Jerry cleared his throat. “I don’t know what you need more, competence or self-confidence, to cut into someone like that.”
“Both,” said Pamela, pulling the plug on the EKG machine. “How about you fellows giving us some room to get this place in order. By the way, one thing I forgot to mention. When I found Mr. Wilkinson, his IV was running rapidly. It should have been barely open.” Pamela shrugged. “I don’t know if it was important or not but I thought I’d let you know.”
“Thanks,” said Jerry absently. He wasn’t listening. Daintily he stuck his index finger into the wound and touched Bruce’s heart. “People say Dr. Kingsley is an arrogant son of a bitch, but there is one thing I know for sure. If I needed a bypass tomorrow, he is the one I’d have do it.”
“Amen,” said Pamela, pushing her way between Jerry and the bed to begin preparation of the body.
One
“There was one new admission last night,” said Cassandra Kingsley, glancing down at her preliminary work-up. She felt distinctly ill at ease, having been thrust into the spotlight of the early morning team meeting on the psychiatry ward, Clarkson Two. “His name is Colonel William Bentworth. He’s a forty-eight-year-old Caucasian male, thrice divorced, who’d been admitted through the ER after an altercation in a gay bar. He was acutely intoxicated and abusive to the ER personnel.”
“My God!” laughed Jacob Levine, the chief psychiatric resident. He took off his round, wire-rimmed glasses and rubbed his eyes. “Your first night on psychiatry call and you get Bentworth!”
“Trial by fire,” said Roxane Jefferson, the black, no-nonsense head nurse for Clarkson Two. “No one can say psychiatry at the Boston Memorial is a boring rotation.”
“He wasn’t my idea of a perfect patient,” admitted Cassi with a weak smile. Jacob’s and Roxane’s comments made her feel a bit more relaxed, sensing that if she made an ass of herself with her presentation, everyone would excuse her.
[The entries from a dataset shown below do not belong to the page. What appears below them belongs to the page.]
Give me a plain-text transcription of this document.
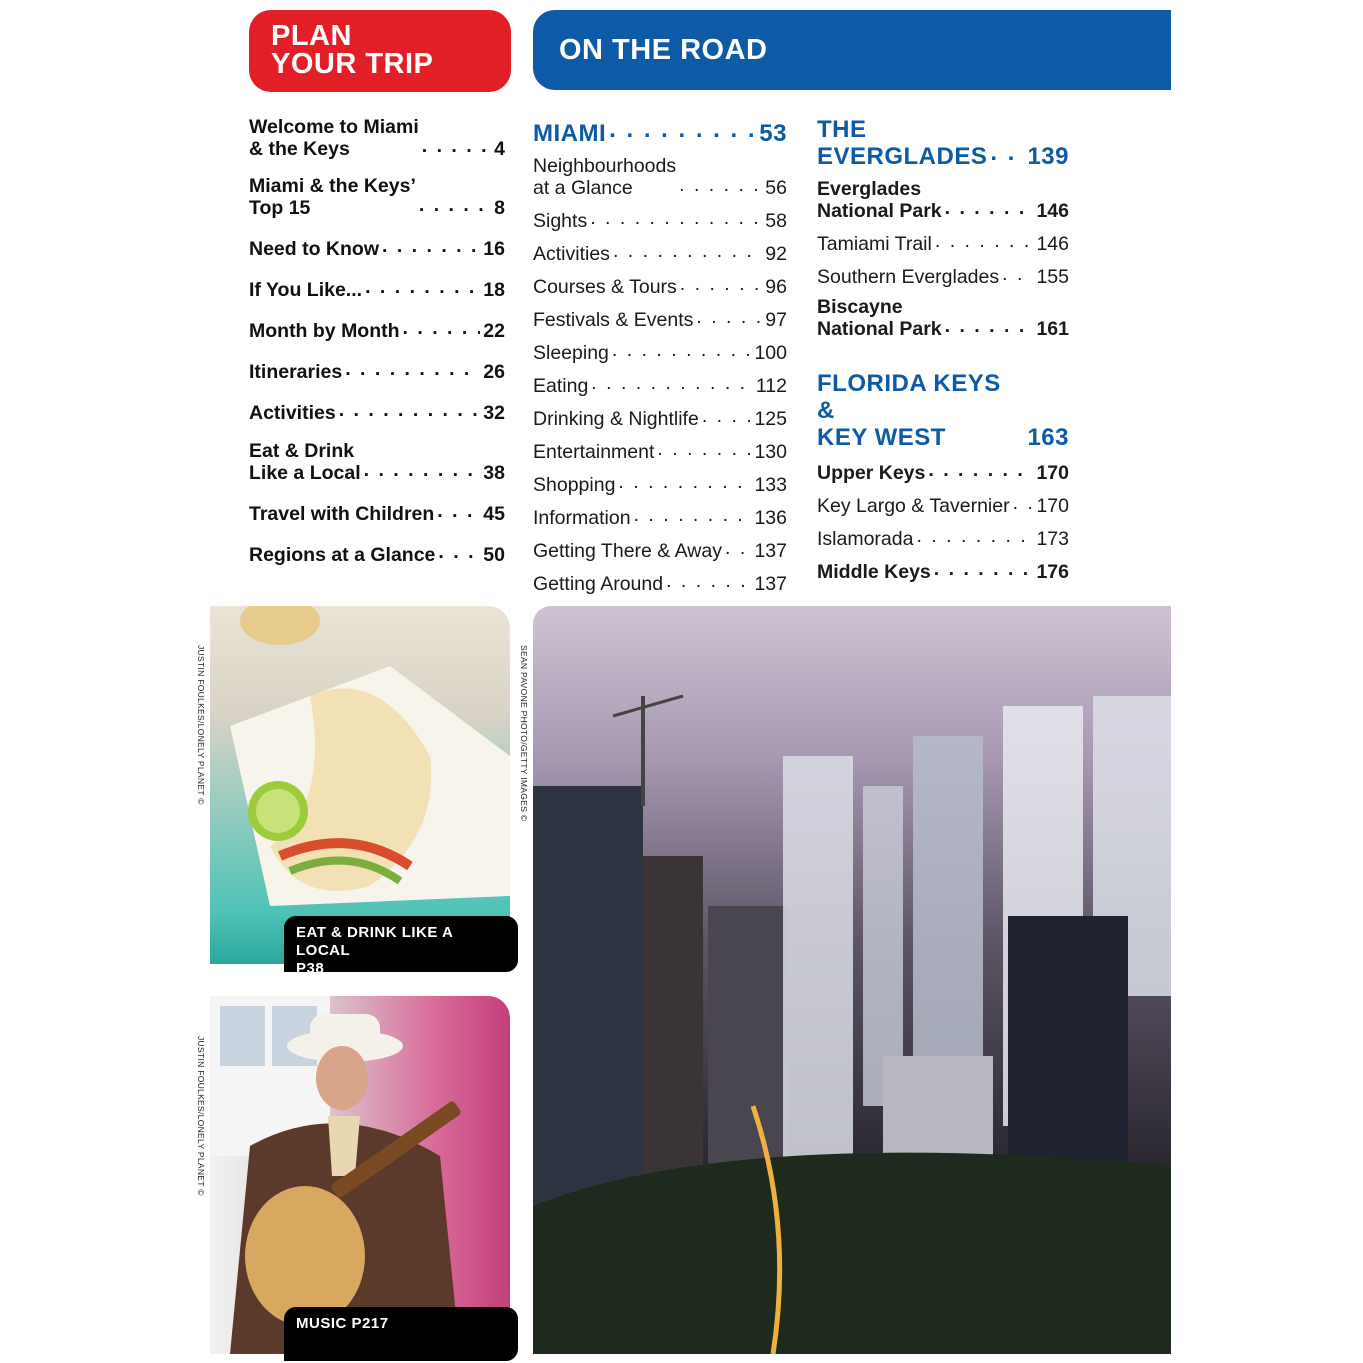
PLAN
YOUR TRIP	ON THE ROAD
Welcome to Miami
& the Keys . . .	4
Miami & the Keys’
Top 15 . . .	8
Need to Know . . .	16
If You Like... . . .	18
Month by Month . . .	22
Itineraries . . .	26
Activities . . .	32
Eat & Drink
Like a Local . . .	38
Travel with Children . . .	45
Regions at a Glance . . . 50
MIAMI . . .	53
Neighbourhoods
at a Glance . . .	56
Sights . . .	58
Activities . . .	92
Courses & Tours . . .	96
Festivals & Events . . .	97
Sleeping . . .	100
Eating . . .	112
Drinking & Nightlife . . .	125
Entertainment . . .	130
Shopping . . .	133
Information . . .	136
Getting There & Away . . . 137
Getting Around . . .	137
THE
EVERGLADES . . . 139
Everglades
National Park . . .	146
Tamiami Trail . . .	146
Southern Everglades . . . 155
Biscayne
National Park . . .	161
FLORIDA KEYS &
KEY WEST	163
Upper Keys . . .	170
Key Largo & Tavernier . . . 170
Islamorada . . .	173
Middle Keys . . .	176
EAT & DRINK LIKE A LOCAL
P38
MUSIC P217
JUSTIN FOULKES/LONELY PLANET ©
JUSTIN FOULKES/LONELY PLANET ©
SEAN PAVONE PHOTO/GETTY IMAGES ©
Bentworth was no foreigner to Clarkson Two.
Cassi had been a psychiatry resident for less than a week. November wasn’t the usual time for people to begin a residency, but Cassi had not decided to switch from pathology to psychiatry until after the beginning of the medical year in July and had only been able to do so because one of the first-year residents had quit. At the time Cassi thought she’d been extraordinarily lucky. But now she wasn’t so sure. Starting a residency without other colleagues equally as inexperienced was more difficult than she’d anticipated. The other first-year residents had almost a five-month jump on her.
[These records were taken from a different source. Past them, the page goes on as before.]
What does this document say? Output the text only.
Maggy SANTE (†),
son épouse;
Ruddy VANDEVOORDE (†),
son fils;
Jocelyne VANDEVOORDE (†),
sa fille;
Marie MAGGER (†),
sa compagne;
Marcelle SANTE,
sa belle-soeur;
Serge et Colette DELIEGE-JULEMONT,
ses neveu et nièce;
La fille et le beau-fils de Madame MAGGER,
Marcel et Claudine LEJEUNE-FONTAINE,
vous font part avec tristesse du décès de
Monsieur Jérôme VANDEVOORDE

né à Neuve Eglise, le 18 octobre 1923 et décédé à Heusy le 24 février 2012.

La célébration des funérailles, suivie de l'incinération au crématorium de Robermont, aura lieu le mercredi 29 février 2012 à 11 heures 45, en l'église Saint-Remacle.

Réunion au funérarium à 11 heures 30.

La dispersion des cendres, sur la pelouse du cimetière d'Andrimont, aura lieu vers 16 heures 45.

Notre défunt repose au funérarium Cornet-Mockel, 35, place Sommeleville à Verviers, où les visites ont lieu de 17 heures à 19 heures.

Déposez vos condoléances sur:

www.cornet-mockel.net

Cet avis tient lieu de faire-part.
“I bet Bentworth had some choice words for you when you showed up,” sympathized Joan Widiker, a third-year resident who was currently running the psychiatric consultation service and who had taken an immediate liking to Cassi.
“I wouldn’t want to repeat them,” admitted Cassi, nodding toward Joan. “In fact he refused to talk with me at all, other than to tell me what he thought of psychiatry and psychiatrists. He did ask for a cigarette, which I gave him, thinking it might relax him, but instead of smoking it he proceeded to press the lighted end against his arms. Before I could get some help, he’d burned himself in six places.”